Reputation: 918
First I create my array
myarray = np.random.random_integers(0,10, size=20)
Then, I want to set 20% of the elements in the array to 0 (or some other number). How should I do this? Apply a mask?
Upvotes: 20
Views: 10377
Reputation: 4525
Assume your input numpy array is A
and p=0.2
. The following are a couple of ways to achieve this.
ones = np.ones(A.size)
idx = int(min(p*A.size, A.size))
ones[:idx] = 0
A *= np.reshape(np.random.permutation(ones), A.shape)
This is commonly done in several denoising objectives, most notably the Masked Language Modeling in Transformers pre-training. Here is a more pythonic way of setting a certain proportion (say 20%) of elements to zero.
A *= np.random.binomial(size=A.shape, n=1, p=0.8)
Another Alternative:
A *= np.random.randint(0, 2, A.shape)
Upvotes: 0
Reputation: 331
For others looking for the answer in case of nd-array, as proposed by user holi:
my_array = np.random.rand(8, 50)
indices = np.random.choice(my_array.shape[1]*my_array.shape[0], replace=False, size=int(my_array.shape[1]*my_array.shape[0]*0.2))
We multiply the dimensions to get an array of length dim1*dim2, then we apply this indices to our array:
my_array[np.unravel_index(indices, my_array.shape)] = 0
The array is now masked.
Upvotes: 4
Reputation: 85442
You can calculate the indices with np.random.choice
, limiting the number of chosen indices to the percentage:
indices = np.random.choice(np.arange(myarray.size), replace=False,
size=int(myarray.size * 0.2))
myarray[indices] = 0
Upvotes: 24
Reputation: 895
Use np.random.permutation
as random index generator, and take the first 20% of the index.

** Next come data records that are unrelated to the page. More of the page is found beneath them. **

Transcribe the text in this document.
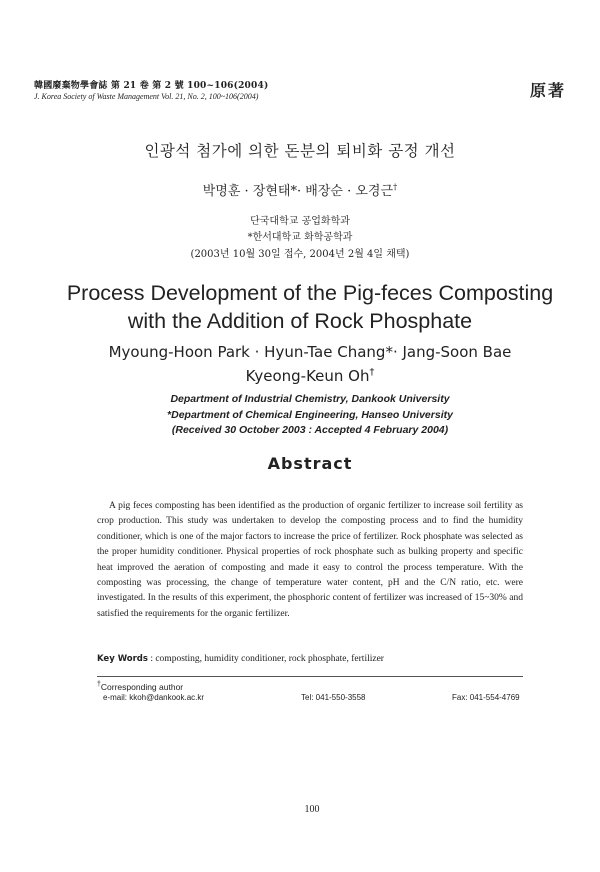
韓國廢棄物學會誌 第 21 卷 第 2 號 100~106(2004)
J. Korea Society of Waste Management Vol. 21, No. 2, 100~106(2004)	原著
인광석 첨가에 의한 돈분의 퇴비화 공정 개선
박명훈 · 장현태*· 배장순 · 오경근†
단국대학교 공업화학과
*한서대학교 화학공학과
(2003년 10월 30일 접수, 2004년 2월 4일 채택)
Process Development of the Pig-feces Composting
with the Addition of Rock Phosphate
Myoung-Hoon Park · Hyun-Tae Chang*· Jang-Soon Bae
Kyeong-Keun Oh†
Department of Industrial Chemistry, Dankook University
*Department of Chemical Engineering, Hanseo University
(Received 30 October 2003 : Accepted 4 February 2004)
Abstract

A pig feces composting has been identified as the production of organic fertilizer to increase soil fertility as crop production. This study was undertaken to develop the composting process and to find the humidity conditioner, which is one of the major factors to increase the price of fertilizer. Rock phosphate was selected as the proper humidity conditioner. Physical properties of rock phosphate such as bulking property and specific heat improved the aeration of composting and made it easy to control the process temperature. With the composting was processing, the change of temperature water content, pH and the C/N ratio, etc. were investigated. In the results of this experiment, the phosphoric content of fertilizer was increased of 15~30% and satisfied the requirements for the organic fertilizer.

Key Words : composting, humidity conditioner, rock phosphate, fertilizer
†Corresponding author
e-mail: kkoh@dankook.ac.kr	Tel: 041-550-3558	Fax: 041-554-4769
100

myarray = np.random.random_integers(0,10, size=20)
n = len(myarray)
random_idx = np.random.permutation(n)
frac = 20 # [%]
zero_idx = random_idx[:round(n*frac/100)]
myarray[zero_idx] = 0
Upvotes: 1
Reputation: 466
If you want the 20% to be random:
random_list = []
array_len = len(myarray)
while len(random_list) < (array_len/5):
random_int = math.randint(0,array_len)
if random_int not in random_list:
random_list.append(random_int)
for position in random_list:
myarray[position] = 0
return myarray
This would ensure you definitely get 20% of the values, and RNG rolling the same number many times would not result in less than 20% of the values being 0.
Upvotes: 0